6. Sosyal medya: Ahlakî yozlaşmayı teşvik eden bir “sanat” anlayışı doğurdu;
İslam, ahlâkı korur. Modern sistem, ifşa kültürüyle ahlâkı bitirir. Örnek:
Sosyal medyada açılıp soyunan övülüyor; örtünen alay konusu oluyor. Bu neyin kutuplaşması? “İffetliyle iffetsizin savaşı!”
7. Ekonomik sistem: Zengin-fakir ayrımı doğurur;
İslam zekât, infak, haram helal dengesini korur. Kapitalizm, faiziyle zengini zengin, fakiri daha fakir yapar. Örnek:
Bir aile çöpten ekmek toplarken, diğeri her gün milyonları lüks markalara yatırıyor.

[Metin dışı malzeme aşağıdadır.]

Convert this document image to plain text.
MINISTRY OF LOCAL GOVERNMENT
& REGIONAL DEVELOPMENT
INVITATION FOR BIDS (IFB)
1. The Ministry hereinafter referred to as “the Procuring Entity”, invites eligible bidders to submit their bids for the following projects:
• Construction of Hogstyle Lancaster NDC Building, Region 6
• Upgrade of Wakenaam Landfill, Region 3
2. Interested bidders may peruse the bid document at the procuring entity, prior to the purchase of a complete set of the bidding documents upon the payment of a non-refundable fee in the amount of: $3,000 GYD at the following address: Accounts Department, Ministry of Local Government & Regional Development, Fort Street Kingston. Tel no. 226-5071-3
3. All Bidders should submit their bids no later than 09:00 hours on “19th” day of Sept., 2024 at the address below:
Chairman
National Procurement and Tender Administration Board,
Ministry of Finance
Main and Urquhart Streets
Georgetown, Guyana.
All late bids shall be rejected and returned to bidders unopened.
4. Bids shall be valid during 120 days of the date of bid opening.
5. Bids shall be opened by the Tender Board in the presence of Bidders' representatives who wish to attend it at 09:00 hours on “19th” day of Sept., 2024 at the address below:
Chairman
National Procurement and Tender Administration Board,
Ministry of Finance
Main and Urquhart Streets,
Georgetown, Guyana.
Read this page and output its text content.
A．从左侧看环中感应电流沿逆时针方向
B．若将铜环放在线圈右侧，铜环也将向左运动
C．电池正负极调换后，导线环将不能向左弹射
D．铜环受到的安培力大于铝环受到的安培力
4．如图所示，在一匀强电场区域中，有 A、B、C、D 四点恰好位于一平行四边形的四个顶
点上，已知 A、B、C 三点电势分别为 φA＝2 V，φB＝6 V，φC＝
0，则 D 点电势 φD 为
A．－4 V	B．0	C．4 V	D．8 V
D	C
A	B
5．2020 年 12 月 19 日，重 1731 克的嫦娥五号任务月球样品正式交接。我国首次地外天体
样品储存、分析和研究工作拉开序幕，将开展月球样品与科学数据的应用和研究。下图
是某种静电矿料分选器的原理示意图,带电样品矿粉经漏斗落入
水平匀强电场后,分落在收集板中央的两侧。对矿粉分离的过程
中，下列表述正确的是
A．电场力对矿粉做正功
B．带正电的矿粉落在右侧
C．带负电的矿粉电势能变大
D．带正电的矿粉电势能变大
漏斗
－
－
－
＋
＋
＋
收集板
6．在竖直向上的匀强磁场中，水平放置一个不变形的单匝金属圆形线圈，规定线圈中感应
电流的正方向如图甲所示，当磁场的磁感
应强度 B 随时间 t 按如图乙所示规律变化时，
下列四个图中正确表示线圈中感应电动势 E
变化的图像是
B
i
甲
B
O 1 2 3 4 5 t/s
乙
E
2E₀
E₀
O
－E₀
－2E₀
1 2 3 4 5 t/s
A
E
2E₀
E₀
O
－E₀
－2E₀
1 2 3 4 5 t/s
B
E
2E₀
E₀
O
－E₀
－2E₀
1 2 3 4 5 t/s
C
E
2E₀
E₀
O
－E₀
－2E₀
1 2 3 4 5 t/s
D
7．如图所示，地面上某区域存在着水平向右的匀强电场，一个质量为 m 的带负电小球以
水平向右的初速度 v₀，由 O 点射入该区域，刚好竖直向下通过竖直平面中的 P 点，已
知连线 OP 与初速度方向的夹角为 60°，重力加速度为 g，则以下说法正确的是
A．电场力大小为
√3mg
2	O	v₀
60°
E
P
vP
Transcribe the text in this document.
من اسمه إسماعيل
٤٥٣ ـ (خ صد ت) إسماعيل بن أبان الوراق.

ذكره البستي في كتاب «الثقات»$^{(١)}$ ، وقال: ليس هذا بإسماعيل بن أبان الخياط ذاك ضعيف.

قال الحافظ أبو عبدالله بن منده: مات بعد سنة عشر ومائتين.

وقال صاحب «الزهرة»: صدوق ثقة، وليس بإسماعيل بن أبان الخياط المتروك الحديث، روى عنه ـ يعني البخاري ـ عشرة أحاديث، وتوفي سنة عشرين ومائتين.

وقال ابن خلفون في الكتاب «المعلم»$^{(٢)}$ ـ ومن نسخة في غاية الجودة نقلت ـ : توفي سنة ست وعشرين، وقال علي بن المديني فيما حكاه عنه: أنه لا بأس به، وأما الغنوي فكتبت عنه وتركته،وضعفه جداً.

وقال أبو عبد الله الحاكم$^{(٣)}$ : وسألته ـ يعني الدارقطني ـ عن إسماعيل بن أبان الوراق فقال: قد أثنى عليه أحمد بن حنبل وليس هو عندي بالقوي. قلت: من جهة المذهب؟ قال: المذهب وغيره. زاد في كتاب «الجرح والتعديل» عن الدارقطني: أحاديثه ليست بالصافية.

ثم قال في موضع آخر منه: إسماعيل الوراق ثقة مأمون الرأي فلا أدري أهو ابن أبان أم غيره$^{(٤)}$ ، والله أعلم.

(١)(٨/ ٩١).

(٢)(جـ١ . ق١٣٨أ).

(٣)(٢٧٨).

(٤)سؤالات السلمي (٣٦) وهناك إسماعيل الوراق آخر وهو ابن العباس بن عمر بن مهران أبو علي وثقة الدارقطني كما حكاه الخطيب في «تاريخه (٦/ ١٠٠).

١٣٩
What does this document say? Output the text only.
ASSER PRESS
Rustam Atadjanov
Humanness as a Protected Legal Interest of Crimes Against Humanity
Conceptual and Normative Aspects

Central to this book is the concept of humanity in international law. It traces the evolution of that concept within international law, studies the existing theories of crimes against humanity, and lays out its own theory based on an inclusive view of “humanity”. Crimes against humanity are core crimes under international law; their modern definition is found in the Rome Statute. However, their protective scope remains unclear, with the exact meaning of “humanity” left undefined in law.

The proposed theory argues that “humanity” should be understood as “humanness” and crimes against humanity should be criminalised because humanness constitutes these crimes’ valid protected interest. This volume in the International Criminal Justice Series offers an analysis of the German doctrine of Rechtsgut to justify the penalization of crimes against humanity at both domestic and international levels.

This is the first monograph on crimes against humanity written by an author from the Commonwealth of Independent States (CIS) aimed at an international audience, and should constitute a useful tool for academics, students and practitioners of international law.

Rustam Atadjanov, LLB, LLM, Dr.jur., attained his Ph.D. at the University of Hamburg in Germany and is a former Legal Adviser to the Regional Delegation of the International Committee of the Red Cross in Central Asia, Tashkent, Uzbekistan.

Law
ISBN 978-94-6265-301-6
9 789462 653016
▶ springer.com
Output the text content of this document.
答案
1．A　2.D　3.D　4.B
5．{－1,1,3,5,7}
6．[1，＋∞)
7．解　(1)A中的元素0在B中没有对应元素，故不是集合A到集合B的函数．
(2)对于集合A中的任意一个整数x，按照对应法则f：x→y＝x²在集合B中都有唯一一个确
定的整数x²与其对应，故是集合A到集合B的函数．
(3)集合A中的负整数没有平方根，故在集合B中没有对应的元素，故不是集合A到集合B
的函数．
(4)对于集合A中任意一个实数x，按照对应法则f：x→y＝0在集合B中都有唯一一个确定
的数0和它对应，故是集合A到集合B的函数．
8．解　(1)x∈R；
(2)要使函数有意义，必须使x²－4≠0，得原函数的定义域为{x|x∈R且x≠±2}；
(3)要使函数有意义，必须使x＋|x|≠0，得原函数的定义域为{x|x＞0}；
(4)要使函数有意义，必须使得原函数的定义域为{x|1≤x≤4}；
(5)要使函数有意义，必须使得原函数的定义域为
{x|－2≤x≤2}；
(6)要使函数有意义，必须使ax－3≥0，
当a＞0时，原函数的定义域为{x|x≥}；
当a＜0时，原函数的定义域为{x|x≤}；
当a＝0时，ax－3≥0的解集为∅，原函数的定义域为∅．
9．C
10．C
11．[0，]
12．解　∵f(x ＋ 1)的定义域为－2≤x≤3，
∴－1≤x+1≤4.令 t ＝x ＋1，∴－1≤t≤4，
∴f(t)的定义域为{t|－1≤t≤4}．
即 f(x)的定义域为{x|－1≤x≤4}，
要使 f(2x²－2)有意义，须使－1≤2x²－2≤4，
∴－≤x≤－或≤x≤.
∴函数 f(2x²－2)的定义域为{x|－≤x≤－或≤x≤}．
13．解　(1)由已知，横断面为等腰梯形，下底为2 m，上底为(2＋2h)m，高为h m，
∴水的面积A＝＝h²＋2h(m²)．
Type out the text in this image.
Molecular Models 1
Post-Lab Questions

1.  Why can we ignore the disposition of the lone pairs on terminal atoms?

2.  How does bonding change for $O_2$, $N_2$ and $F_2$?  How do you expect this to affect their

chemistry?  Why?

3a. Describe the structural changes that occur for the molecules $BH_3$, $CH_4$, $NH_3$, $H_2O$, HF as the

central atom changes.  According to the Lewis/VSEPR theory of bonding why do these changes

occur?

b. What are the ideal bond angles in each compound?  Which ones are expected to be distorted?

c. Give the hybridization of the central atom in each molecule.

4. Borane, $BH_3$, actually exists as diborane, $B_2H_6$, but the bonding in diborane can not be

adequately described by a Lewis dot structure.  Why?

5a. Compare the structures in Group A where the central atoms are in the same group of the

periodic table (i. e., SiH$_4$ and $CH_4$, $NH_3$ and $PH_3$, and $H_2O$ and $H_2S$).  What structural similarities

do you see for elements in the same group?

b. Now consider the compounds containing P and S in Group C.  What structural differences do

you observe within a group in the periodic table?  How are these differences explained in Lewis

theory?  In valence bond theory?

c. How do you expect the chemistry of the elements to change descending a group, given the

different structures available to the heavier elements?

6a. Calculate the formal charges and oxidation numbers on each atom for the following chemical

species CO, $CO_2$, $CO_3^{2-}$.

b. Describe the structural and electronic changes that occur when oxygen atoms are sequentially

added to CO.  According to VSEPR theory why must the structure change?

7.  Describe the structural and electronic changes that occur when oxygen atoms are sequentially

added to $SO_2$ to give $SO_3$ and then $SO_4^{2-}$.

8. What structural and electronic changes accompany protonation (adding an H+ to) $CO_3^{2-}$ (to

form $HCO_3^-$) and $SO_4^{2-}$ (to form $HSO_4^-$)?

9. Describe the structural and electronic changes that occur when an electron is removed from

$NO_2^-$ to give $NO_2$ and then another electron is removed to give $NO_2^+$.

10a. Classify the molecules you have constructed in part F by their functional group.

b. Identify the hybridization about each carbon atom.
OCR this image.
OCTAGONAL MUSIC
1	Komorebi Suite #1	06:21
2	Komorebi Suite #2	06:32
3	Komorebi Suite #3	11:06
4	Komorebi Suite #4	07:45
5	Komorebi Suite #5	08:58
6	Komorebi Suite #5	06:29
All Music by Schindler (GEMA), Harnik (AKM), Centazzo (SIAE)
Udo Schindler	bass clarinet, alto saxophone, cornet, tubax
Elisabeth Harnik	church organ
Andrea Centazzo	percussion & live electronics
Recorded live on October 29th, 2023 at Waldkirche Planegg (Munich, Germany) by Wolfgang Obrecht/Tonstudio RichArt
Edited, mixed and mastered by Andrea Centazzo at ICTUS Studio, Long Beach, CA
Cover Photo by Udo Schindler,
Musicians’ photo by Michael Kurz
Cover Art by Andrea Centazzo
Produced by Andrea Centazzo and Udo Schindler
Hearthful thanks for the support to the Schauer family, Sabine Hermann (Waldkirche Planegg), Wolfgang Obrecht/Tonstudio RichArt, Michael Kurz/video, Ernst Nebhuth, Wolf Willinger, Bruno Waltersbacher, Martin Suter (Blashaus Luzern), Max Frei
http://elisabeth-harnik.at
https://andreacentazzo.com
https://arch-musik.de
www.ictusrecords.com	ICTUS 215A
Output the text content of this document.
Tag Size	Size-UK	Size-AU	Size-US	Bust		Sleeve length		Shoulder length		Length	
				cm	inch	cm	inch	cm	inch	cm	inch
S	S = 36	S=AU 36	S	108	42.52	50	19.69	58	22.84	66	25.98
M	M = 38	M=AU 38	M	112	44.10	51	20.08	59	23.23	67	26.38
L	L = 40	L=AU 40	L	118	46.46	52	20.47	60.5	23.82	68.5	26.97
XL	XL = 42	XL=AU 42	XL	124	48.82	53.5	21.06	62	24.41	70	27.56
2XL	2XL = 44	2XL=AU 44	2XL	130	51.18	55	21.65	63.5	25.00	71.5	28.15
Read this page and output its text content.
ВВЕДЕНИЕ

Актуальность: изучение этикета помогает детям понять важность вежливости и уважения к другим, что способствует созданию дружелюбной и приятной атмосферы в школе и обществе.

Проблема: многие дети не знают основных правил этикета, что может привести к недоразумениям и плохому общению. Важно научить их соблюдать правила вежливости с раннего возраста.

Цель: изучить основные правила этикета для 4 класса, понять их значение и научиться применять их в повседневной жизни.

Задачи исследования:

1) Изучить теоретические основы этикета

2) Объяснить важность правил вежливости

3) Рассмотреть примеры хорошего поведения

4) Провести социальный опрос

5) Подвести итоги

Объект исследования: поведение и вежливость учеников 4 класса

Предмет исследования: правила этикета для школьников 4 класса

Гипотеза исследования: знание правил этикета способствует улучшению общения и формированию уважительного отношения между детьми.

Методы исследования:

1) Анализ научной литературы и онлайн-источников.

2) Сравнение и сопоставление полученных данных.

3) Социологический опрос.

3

Bu neyin kutuplaşması? Sınıf çatışmasının kutuplaşması.
8. Medya: Ahlaksızlığı ‘özgürlük’ diye yutturdu;
İslam’daki ahlakı ‘dayatma’ görenler, LGBT’yi, çıplaklığı, uyuşturucuyu “özgürlük” sayıyor. Örnek;
İffeti savunana “gerici”, sapkınlığı savunana “çağdaş” diyorlar. Bu ahlâkî bölünmeyi kim yaptı? İslam mı, ideolojik sistemler mi?
9. Aile kurumunu parçalayarak toplumu böldüler;
İslam ailenin temeline Allah’ı ve ahlâkı koyar. Modern sistem aileyi resmî sözleşmeye, sevgiyi ise menfaate indirger. Örnek:
Boşanma oranları rekor kırıyor. Kadın ile erkek birbirine savaş açmış gibi. Çocuklar travmatik ortamda büyüyor.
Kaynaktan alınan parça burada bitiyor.